Isasti aportó otra cara del mismo problema. “Muchas empresas toman al mantenimiento predictivo como un gasto y no una inversión”. La frase pega especialmente en la Argentina, donde la presión por recortar costos termina debilitando herramientas que evitan pérdidas mayores.
“Las direcciones deberían entender que el mantenimiento predictivo y, en especial, la medición de vibraciones son fundamentales para optimizar producciones, no tener paradas imprevistas de equipos y minimizar extensiones de daños”, remarcaron desde Vibrator.
¿Qué debería evaluar un CIO o un CEO sobre mantenimiento predictivo en industria pesada?
La primera pregunta es simple: ¿qué activos frenan la operación cuando fallan? La segunda también: ¿qué datos ya tiene la planta y qué tan integrados están? La tercera apunta al retorno: ¿cuánto cuesta hoy una parada no planificada y cuánto costaría evitarla?
Arregui puso el foco en la arquitectura: “Hoy el principal desafío no es sumar más tecnología, sino integrar mejor la que ya existe”. Isasti insistió en empezar por la criticidad. Macias propuso seguir MTBF, MTTR, disponibilidad y porcentaje de mantenimiento proactivo o predictivo. Son métricas concretas para medir si la estrategia funciona.

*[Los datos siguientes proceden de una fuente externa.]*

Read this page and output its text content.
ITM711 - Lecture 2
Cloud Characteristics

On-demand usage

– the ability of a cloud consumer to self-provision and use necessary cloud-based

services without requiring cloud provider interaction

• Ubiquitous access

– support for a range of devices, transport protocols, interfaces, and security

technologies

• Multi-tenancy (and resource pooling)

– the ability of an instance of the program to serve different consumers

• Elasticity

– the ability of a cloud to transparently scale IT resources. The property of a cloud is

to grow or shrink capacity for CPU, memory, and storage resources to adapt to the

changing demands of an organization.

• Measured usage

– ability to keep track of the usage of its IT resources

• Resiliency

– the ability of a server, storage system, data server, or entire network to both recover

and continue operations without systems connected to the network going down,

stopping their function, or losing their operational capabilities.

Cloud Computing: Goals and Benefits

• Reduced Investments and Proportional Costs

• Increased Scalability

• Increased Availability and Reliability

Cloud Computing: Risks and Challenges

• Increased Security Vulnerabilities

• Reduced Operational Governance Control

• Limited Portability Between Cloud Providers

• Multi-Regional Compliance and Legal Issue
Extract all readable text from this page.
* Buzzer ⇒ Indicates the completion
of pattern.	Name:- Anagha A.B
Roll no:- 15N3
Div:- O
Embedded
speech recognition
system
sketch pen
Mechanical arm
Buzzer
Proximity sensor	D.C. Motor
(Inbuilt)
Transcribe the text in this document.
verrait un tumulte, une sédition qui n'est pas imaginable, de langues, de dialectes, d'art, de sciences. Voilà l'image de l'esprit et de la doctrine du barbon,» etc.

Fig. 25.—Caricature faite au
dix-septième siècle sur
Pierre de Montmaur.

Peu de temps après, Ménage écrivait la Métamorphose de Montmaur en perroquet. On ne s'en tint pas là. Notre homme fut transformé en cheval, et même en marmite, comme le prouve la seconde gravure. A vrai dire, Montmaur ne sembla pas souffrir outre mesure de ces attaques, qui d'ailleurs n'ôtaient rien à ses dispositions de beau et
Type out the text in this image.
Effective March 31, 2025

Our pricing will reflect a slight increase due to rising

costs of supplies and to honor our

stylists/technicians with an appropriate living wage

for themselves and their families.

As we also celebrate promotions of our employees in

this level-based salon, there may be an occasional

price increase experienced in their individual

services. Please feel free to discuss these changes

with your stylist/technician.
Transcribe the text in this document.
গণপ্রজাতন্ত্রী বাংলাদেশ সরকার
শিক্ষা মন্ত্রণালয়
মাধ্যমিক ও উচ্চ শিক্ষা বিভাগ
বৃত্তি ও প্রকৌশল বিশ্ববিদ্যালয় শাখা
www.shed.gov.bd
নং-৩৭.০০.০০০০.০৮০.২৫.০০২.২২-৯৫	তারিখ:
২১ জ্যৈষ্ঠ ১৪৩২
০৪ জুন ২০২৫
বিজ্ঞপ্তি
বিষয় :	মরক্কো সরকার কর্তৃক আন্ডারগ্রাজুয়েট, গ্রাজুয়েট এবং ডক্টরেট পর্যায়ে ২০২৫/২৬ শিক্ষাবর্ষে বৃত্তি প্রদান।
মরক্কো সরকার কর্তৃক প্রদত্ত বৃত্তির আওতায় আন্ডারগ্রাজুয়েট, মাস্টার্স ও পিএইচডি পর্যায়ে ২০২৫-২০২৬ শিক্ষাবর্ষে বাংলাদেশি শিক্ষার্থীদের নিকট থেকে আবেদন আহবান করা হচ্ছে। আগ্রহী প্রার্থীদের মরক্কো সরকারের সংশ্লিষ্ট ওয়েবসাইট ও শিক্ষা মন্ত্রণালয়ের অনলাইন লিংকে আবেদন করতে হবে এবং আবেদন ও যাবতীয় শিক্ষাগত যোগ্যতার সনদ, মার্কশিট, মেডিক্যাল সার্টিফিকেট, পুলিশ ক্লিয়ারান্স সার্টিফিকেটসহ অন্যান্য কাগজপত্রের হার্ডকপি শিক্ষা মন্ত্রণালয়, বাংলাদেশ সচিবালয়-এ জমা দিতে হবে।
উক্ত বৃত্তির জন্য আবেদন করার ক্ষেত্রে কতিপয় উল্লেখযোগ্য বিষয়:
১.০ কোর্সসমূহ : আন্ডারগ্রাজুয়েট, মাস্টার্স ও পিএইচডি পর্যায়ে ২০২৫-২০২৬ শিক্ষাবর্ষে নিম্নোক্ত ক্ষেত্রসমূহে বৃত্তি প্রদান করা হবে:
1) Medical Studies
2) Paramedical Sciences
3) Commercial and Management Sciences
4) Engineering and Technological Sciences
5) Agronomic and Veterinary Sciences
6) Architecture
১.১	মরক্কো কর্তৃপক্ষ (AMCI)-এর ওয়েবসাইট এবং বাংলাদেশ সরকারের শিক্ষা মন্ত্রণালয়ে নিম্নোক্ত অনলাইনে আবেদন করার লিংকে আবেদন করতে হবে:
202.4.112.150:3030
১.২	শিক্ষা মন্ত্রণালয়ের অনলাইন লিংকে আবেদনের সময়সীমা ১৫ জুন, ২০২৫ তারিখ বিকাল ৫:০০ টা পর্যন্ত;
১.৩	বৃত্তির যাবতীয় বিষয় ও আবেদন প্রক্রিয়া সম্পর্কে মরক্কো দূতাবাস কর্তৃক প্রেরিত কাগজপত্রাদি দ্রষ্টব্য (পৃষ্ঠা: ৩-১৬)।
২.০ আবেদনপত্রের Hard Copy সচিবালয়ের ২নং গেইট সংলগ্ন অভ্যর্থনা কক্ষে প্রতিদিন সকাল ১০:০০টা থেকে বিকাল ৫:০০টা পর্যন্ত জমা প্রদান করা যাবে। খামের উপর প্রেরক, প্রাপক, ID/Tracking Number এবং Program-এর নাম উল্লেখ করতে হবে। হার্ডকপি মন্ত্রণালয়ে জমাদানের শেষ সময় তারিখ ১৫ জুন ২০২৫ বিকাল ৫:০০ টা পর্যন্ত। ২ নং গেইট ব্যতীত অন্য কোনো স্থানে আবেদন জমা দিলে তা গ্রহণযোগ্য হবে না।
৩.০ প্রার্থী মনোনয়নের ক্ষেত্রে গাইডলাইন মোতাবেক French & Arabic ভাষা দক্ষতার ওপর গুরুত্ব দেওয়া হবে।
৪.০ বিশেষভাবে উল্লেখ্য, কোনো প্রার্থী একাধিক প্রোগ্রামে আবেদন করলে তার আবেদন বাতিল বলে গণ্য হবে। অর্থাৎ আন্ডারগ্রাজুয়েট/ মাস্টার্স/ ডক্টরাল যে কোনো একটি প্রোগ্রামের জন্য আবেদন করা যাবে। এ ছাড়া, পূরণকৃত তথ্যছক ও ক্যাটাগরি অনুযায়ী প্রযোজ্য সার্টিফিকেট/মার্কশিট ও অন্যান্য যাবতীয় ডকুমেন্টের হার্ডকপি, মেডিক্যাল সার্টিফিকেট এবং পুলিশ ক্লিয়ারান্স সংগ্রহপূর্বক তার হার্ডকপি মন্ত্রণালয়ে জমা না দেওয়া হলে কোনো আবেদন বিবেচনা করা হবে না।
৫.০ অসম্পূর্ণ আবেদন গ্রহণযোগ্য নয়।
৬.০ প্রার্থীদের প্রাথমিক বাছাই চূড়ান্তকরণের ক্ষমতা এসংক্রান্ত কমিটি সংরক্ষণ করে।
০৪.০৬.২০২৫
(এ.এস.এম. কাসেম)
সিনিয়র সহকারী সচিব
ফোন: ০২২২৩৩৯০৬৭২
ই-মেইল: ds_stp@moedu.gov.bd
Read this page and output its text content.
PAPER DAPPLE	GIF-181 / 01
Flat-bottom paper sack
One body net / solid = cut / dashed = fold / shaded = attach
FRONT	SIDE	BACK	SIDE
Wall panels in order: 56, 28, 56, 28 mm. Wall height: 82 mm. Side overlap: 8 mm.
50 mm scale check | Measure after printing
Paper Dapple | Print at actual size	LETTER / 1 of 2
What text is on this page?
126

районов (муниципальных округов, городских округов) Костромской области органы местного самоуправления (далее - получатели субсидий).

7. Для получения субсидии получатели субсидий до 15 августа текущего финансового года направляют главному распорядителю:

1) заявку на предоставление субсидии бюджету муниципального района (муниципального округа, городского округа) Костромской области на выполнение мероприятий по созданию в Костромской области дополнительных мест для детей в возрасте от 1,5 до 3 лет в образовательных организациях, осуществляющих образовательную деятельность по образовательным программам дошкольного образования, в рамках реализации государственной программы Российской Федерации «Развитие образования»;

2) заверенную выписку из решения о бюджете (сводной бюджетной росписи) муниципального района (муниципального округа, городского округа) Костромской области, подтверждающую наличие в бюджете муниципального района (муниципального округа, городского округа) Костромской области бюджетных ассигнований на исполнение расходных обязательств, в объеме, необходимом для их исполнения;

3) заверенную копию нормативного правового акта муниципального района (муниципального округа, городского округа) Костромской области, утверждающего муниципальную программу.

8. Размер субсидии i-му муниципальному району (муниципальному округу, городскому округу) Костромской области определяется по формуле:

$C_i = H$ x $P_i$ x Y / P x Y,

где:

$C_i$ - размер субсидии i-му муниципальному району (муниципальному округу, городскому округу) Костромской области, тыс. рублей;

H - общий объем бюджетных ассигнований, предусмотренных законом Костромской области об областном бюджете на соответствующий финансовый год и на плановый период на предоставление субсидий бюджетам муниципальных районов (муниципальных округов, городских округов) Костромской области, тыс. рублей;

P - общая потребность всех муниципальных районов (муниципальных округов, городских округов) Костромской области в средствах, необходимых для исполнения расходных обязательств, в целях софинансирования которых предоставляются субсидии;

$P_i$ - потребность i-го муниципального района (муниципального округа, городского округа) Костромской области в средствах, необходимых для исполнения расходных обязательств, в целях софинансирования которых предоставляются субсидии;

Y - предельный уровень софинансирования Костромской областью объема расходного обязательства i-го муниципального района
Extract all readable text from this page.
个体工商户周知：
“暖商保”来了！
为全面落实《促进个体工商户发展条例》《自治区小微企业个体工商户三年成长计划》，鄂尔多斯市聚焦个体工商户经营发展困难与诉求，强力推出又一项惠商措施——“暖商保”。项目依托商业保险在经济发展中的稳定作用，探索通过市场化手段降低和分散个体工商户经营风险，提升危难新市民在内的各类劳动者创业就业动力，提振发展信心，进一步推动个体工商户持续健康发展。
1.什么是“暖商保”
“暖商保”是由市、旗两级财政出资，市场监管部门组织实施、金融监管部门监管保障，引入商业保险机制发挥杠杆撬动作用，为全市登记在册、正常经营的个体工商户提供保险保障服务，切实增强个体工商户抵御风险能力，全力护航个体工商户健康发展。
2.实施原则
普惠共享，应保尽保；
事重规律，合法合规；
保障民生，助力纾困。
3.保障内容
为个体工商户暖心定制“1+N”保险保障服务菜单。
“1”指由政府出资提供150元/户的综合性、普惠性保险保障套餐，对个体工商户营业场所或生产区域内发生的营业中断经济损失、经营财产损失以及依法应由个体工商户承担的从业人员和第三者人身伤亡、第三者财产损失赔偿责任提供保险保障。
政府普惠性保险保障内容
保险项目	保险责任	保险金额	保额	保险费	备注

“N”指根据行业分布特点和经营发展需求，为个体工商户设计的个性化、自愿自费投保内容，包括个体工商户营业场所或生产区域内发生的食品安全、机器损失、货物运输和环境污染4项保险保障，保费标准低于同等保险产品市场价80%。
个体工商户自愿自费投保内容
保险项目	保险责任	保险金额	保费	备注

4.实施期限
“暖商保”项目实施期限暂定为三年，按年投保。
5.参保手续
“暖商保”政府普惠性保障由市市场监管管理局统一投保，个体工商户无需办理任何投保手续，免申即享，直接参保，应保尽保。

Ese movimiento ya está en marcha. La inversión ya está en marcha entre ejecutivos de la industria. La energía ya encontró usos concretos para estas herramientas. En minería, la prioridad es mantener la confiabilidad al menor costo por tonelada. En ese contexto, el mantenimiento predictivo en la industria pesada pasó a entenderse como una decisión estratégica.